Eles
dão mais valor às relações afetivas do que à estrutura familiar tradicional.
Tanto podem ser filhos de pais separados como não. São adolescentes que já
representam 46% dos cariocas de 13 a 17 anos das classes A, B e C, de todas as
regiões da cidade. O percentual foi medido por uma pesquisa feita pela Casa 7
Núcleo de Pesquisa e pela Quê Comunicação, que batizou esses jovens de "filhos 2.0", numa referência à
expressão Web 2.0, que designa a nova geração da internet, com maior troca de
informações e interatividade entre usuários e sites.
- Os
"filhos 2.0" têm um novo DNA: o do descendente de um núcleo afetivo.
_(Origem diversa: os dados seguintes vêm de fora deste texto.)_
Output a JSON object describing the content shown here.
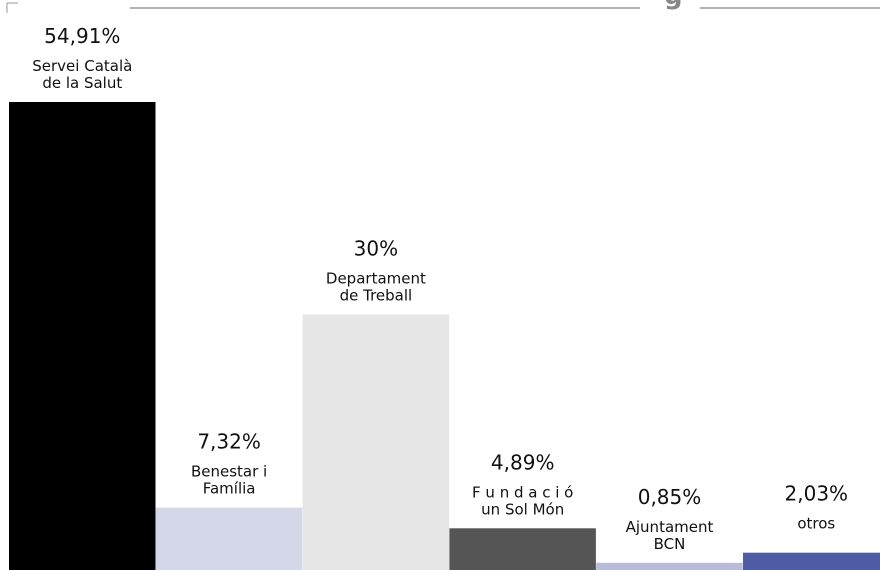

Para eles, a ideia de família não está presa a vínculos formais entre os pais e
responsáveis - diz Gustavo Machado, diretor da Casa 7 .
A
pesquisa mostra que mesmo os adolescentes que moram com pais casados estão
abertos a novas estruturas, desde que sejam harmônicas: 70% deles não se
importariam se tivessem que conviver com outros relacionamentos dos seus pais,
se fossem separados; 78% não veriam problema caso tivessem meios-irmãos; e 44%
não consideram sua família modelo "novela, tipo margarina".
Desses
jovens, 40% moram com ambos os pais. Já 28% vivem com um dos pais e 24%, com um
dos pais e a madrasta ou o padrasto. Os outros 8% não moram com nenhum dos
pais.
Entre
aqueles que vivem com pais gays, a pesquisa revela que, embora se sintam bem e
amados como filhos, têm um desafio a vencer.
-
Esses meninos sentem a pressão da sociedade por conta do preconceito. Os mais
novos temem pelo incômodo de ser expostos na escola. Querem evitar virar motivo
de chacota. Os que têm mais maturidade preferem não expor os pais - explica
Adriana Hack, presidente da Casa 7.
Para
esses adolescentes identificados na pesquisa, a máxima de que é melhor os pais
estarem separados do que vivendo juntos e brigando deveria sofrer mudanças.
-
Eles querem que os pais, mesmo separados, se deem bem. Essa boa relação
influencia os seus hábitos e comportamentos - afirma Tatiana Soter, diretora de
Planejamento da Quê.
Na Zona Sul, novos jovens são maioria
Com
16 anos, Carolina Vollmers do Nascimento mora em Botafogo com a mãe, Astrid
Stefanie Vollmers, a irmã Catarina e cinco gatos. O pai vive com outra mulher
no Leblon.
- O
importante é ter mãe e pai presentes na nossa vida, independentemente de eles
morarem ou não com a gente - opina Carolina, que está no primeiro ano do ensino
médio, estuda inglês e, com o pai, faz um curso às terças-feiras sobre a
doutrina espírita de Allan Kardec.
Astrid,
que se casou e se separou pela segunda vez, procura ter uma boa relação com o
pai de suas filhas. Os dois, inclusive, estão construindo juntos o site de uma
sex shop (eles pretendem abrir um negócio na internet). E, quando as filhas são
o assunto, não falta diálogo.
- O
meu ex-marido foi fundamental quando minha filha mais velha começou a querer
fumar, há um ano. Conversamos sobre o assunto e ele interferiu. Como a Catarina
queria também fazer aula de canto, ele disse que as duas coisas não combinavam.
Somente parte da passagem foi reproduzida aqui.